Ambos sufren esclerosis tuberosa, una enfermedad rara que les causa tumores en órganos vitales del cuerpo
01 jun 2025 . Actualizado a las 10:26 h.A los 14 meses, Mateo tuvo su primera crisis epiléptica. Fue en la sala de espera del pediatra. En cuestión de días, su familia ya estaba en el hospital clínico de Santiago, donde llegó el diagnóstico: una mutación de novo, igual que la de Nico, otro niño con el que, para sorpresa de sus madres, comparte un remoto vínculo familiar y una realidad clínica similar.
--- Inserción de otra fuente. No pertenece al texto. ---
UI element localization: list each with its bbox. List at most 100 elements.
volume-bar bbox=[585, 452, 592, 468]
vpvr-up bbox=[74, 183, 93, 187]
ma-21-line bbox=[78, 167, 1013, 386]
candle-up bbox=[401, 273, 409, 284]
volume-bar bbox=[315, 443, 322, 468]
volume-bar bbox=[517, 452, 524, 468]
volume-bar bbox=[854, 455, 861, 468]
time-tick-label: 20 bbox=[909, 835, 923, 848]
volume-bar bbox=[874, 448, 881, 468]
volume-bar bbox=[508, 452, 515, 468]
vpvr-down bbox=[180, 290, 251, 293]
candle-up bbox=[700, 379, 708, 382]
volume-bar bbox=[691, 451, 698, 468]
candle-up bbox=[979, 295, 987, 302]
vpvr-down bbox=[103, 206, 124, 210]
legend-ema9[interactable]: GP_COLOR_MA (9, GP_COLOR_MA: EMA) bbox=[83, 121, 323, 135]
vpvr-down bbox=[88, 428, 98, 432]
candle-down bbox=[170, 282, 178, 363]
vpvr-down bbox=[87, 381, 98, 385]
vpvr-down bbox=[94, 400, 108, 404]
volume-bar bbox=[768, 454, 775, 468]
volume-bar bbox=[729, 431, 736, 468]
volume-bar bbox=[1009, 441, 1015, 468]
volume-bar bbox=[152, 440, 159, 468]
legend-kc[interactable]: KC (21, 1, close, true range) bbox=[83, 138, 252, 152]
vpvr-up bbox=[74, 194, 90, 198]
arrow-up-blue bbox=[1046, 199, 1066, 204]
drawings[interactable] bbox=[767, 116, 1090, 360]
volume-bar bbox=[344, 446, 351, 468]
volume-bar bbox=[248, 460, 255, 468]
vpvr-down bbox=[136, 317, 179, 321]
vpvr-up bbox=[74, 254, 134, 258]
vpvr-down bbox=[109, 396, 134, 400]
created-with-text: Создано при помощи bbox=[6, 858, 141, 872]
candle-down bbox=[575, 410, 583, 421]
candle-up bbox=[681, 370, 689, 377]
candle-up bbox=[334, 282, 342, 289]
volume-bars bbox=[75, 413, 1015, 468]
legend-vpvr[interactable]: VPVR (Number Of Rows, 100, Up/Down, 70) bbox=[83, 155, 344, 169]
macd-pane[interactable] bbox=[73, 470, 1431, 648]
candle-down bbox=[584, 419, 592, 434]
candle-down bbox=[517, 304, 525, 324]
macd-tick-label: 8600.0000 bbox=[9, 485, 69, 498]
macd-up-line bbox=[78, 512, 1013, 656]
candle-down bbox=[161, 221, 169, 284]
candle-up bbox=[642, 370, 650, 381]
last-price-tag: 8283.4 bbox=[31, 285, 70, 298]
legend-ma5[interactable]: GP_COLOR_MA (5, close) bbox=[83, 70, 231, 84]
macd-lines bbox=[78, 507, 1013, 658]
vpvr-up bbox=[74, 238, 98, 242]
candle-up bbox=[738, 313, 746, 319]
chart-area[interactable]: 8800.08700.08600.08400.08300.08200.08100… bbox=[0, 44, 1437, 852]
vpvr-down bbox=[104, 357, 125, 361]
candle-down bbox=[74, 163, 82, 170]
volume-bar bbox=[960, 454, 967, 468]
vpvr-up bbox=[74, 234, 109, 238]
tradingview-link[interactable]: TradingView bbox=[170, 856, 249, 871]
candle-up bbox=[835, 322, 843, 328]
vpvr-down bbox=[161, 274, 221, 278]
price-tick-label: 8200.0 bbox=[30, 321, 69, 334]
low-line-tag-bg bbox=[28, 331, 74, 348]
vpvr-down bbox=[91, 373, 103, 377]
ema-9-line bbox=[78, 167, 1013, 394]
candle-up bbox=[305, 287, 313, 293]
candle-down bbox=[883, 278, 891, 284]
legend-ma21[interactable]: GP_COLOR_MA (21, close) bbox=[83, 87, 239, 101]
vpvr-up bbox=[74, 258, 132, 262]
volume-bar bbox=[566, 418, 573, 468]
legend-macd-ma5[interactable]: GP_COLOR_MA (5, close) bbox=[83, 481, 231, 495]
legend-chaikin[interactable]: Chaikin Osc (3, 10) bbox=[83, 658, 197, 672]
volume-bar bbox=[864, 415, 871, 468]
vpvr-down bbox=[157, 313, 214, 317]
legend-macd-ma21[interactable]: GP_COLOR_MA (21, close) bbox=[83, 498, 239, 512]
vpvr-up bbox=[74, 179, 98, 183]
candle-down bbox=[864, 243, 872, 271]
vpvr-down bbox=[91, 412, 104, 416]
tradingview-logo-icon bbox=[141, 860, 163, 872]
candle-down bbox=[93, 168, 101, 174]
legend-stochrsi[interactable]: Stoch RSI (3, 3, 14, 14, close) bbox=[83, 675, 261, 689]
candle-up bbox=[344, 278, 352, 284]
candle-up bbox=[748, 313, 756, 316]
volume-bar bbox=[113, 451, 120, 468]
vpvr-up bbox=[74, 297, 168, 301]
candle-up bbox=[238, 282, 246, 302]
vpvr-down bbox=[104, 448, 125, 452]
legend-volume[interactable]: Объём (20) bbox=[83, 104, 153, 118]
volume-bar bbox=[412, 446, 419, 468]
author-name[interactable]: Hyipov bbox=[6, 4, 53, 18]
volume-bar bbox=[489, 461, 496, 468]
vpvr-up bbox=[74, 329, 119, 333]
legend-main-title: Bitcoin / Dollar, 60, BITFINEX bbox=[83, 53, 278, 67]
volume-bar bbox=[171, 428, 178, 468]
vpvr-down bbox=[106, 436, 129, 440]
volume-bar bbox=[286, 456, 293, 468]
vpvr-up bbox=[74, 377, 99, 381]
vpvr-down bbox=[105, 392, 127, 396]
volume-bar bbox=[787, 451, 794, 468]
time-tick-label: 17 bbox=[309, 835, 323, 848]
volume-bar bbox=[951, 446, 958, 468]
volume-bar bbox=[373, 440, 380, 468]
Ambos fueron diagnosticados con esclerosis tuberosa, una enfermedad rara que provoca la aparición de tumores en órganos vitales como el cerebro, el corazón o los riñones, además de epilepsia resistente al tratamiento.
El caso de Mateo se complicó desde el principio. A diferencia de Nico, cuyas crisis epilépticas se estabilizaron con el tiempo, Mateo sufre episodios a diario. «Nos lo pintaron muy mal. Nos dijeron que cada crisis era como si se apagara una lucecita en su cerebro», recuerda su madre Iria. La vida de sus padres cambió por completo. Su madre, maestra, tuvo que dejar el trabajo. «Me ingresaron por ansiedad. Ves como tu vida salta por los aires con 30 años. Tenía pánico a las crisis», recuerda. Durante cuatro años, la familia vivió paralizada, incapaz de hacer planes. Mateo no podía ir al colegio debido a una inmunodepresión provocada por la medicación, y cuando intentaron escolarizarlo en un centro unitario —donde el grupo reducido facilitaba su atención— se les negó la figura del cuidador, a pesar de tener reconocido un grado dos de dependencia. “La respuesta de Inspección fue: ‘Si necesita más apoyos, que vaya a un cole más grande.' Es una lucha constante», lamenta Iria. Hoy, Mateo va a un colegio que su familia eligió por los apoyos especializados que ofrece. Ha sorprendido a todos terminando el curso leyendo y escribiendo. Aun así, las terapias necesarias para su desarrollo —fonoaudiología, logopedia, terapia con caballos— corren por cuenta de la familia, lo que supone un coste económico continuo. A ello se suma la reciente amenaza de alta médica por parte de la nueva foniatra asignada en el sistema público. «Es una política general: les están dando de alta a todos. Y es vergonzoso» lamenta su madre, que prepara una reclamación con apoyo de informes médicos.
Nico, de nueve años, vive una realidad parecida. Nació en Londres, y apenas dos semanas antes de su nacimiento, una mancha en el corazón detectada por ecografía encendió las primeras alarmas. Silvia, su madre, que vivía en el Reino Unido desde hacía seis años, volvió a Galicia al poco tiempo del diagnóstico. Su día a día es más estable que el de Mateo, pero no menos complejo. Tiene tumores en el cerebro, el corazón y los riñones, y aunque su epilepsia está más controlada, los controles médicos son constantes.
La madre de Nico también tuvo que dejar de trabajar. Durante tres años intentó compatibilizar turnos nocturnos con visitas médicas casi diarias, pero fue imposible. Nico está escolarizado en un colegio con solo 12 alumnos por clase, lo que facilita su integración. Tiene apoyos específicos, adaptación curricular y la fortuna de una comunidad educativa comprometida. «Ahora empieza a ser consciente de su situación», dice Silvia. También Mateo, que a sus pocos años ya identifica sus crisis, las verbaliza, y conoce su discapacidad con total naturalidad. «Sabe que tiene dos enfermedades raras. Lo explica a su manera, pero lo entiende», apunta Iria. Ambas familias coinciden en algo: lo más difícil no es la enfermedad, sino enfrentarse a una sociedad que no está preparada para acoger la diversidad. «Se habla mucho de integración, pero es solo un discurso. Falta compromiso real», denuncia la madre de Mateo. La soledad frente a la administración, la precariedad de los recursos públicos, la necesidad de atención constante y el esfuerzo económico colosal que tienen que hacer las familias marcan sus rutinas.